Hartmut Rosa part d’un constat : la société occidentale se trouve dans une situation d’« immobilité fulgurante », un oxymore pour dire qu’elle est à la fois frappée de frénésie et à l’arrêt. La frénésie, l’impératif d’une croissance à tout va, pas seulement économique, épuise et décourage et, pire, ne porte pas de fruits. La société ne croît plus, dépensant de plus en plus d’énergie uniquement pour maintenir le statu quo.
Rosa cherche une autre voie. Il ne renie pas la croissance en tant que telle, il la rejette si elle devient une contrainte. Cette accélération malgré nous porte à des tensions dans toutes les relations et les rapports humains sont marqués par une agressivité grandissante. L’exaspération envers autrui désagrège les relations sociales et politiques. La société est divisée, prête à en découdre, pas seulement sur les réseaux sociaux. Les opinions pullulent, les informations manquent de fiabilité, le non savoir s’installe. Bref, la société actuelle n’a plus confiance et n’espère plus en un avenir meilleur.

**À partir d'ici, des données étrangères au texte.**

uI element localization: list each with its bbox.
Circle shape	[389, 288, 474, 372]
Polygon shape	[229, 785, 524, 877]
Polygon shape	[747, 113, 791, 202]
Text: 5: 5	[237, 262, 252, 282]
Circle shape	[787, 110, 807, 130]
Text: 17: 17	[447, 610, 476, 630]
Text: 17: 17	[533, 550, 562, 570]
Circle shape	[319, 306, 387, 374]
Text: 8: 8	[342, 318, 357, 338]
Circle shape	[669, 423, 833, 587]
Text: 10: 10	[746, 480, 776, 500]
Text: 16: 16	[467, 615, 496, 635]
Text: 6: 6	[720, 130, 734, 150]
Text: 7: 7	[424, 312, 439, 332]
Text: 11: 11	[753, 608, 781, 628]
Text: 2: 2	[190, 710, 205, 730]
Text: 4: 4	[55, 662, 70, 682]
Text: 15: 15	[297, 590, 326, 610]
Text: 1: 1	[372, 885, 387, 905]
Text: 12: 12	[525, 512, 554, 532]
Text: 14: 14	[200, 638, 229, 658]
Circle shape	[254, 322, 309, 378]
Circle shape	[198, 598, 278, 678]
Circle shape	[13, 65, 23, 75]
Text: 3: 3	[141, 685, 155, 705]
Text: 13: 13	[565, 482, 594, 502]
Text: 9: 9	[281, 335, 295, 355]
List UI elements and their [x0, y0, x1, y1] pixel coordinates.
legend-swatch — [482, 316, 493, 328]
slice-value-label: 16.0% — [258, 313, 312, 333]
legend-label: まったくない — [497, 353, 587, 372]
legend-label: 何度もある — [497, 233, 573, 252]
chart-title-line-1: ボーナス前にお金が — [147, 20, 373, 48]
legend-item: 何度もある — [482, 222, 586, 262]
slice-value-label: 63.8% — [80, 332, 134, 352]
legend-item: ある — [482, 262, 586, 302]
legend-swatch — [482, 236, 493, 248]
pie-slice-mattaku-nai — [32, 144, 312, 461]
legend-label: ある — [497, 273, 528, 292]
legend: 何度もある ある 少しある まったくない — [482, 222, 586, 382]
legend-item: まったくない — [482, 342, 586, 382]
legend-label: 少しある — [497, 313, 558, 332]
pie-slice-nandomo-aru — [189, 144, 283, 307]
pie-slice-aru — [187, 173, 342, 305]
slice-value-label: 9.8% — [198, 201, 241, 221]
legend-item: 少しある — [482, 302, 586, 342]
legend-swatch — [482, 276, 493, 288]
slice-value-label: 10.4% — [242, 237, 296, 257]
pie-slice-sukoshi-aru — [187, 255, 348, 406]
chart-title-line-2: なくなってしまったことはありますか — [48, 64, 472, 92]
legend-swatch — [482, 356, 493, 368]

Hartmut Rosa pense que la religion - et le christianisme en particulier - est porteuse non pas tant d’un message mais d’une attitude, d’une posture humaine capable de faire brèche dans cet inquiétant tableau. En effet, le christianisme part d’une écoute, de la réponse à un appel, d’un cœur qui s’ouvre à l’altérité. Et cette posture d’ouverture crée une faille : la nouveauté, l’inattendu, l’inédit peuvent s’y engouffrer, la transformation est possible. Rosa parle d’une « relation de résonance » : l’être humain se rend disponible à cet inattendu qui peut à tout moment renverser la vapeur, surprendre et transformer son action. Pour le dire en une phrase : les croyant·es détiennent la clé pour se rendre disponibles à ce que Rosa nomme « l’indisponible ». Ce que nous ne pouvons pas maîtriser ou prévoir, ce qui advient mystérieusement et redonne espoir, ne serait-ce pas justement ce que les croyant·es appellent Dieu ?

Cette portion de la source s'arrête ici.